88. An isolated nucleic acid comprising a sequence encoding the polypeptide of claim 86.

89. A purified polypeptide comprising an amino acid sequence selected from the group consisting of: SEQ ID NO:23, SEQ ID NO:25, SEQ ID NO:33, SEQ ID NO:59, SEQ ID NO:63, SEQ ID NO:65, SEQ ID NO:67, SEQ ID NO:105, SEQ ID NO:111, SEQ ID NO:113, SEQ ID NO:115, SEQ ID NO:121, SEQ ID NO:123, and SEQ ID NO:145.

90. An isolated nucleic acid comprising a sequence encoding the polypeptide of claim 89.

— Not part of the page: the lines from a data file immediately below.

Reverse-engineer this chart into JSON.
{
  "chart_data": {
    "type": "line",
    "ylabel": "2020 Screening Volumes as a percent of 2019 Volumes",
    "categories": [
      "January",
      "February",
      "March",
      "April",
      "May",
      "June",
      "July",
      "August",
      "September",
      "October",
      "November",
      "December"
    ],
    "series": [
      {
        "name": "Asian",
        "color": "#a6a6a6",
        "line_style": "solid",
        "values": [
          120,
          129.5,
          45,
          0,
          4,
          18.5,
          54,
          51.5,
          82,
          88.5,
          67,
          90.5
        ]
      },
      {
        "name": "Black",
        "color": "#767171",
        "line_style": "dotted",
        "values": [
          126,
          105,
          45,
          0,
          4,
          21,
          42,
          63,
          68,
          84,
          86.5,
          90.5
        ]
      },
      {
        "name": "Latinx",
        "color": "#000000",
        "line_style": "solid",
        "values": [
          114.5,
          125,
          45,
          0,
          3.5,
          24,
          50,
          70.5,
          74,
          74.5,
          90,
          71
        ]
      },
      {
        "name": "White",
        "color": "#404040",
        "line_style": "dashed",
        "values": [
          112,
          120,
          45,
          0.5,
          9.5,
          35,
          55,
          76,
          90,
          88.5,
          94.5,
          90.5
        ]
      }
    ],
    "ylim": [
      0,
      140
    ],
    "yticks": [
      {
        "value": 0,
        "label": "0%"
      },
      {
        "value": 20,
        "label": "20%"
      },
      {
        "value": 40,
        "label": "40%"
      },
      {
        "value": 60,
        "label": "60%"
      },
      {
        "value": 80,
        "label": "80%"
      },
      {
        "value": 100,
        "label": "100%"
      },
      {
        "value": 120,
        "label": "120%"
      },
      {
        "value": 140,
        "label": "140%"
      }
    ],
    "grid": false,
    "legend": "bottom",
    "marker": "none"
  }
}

91. A purified polypeptide comprising an amino acid sequence of SEQ ID NO:68.

92. The purified polypeptide of claim 91, wherein the polypeptide comprises the sequence SEQ ID NO:23.

93. An isolated nucleic acid comprising a sequence encoding the polypeptide of claim 91.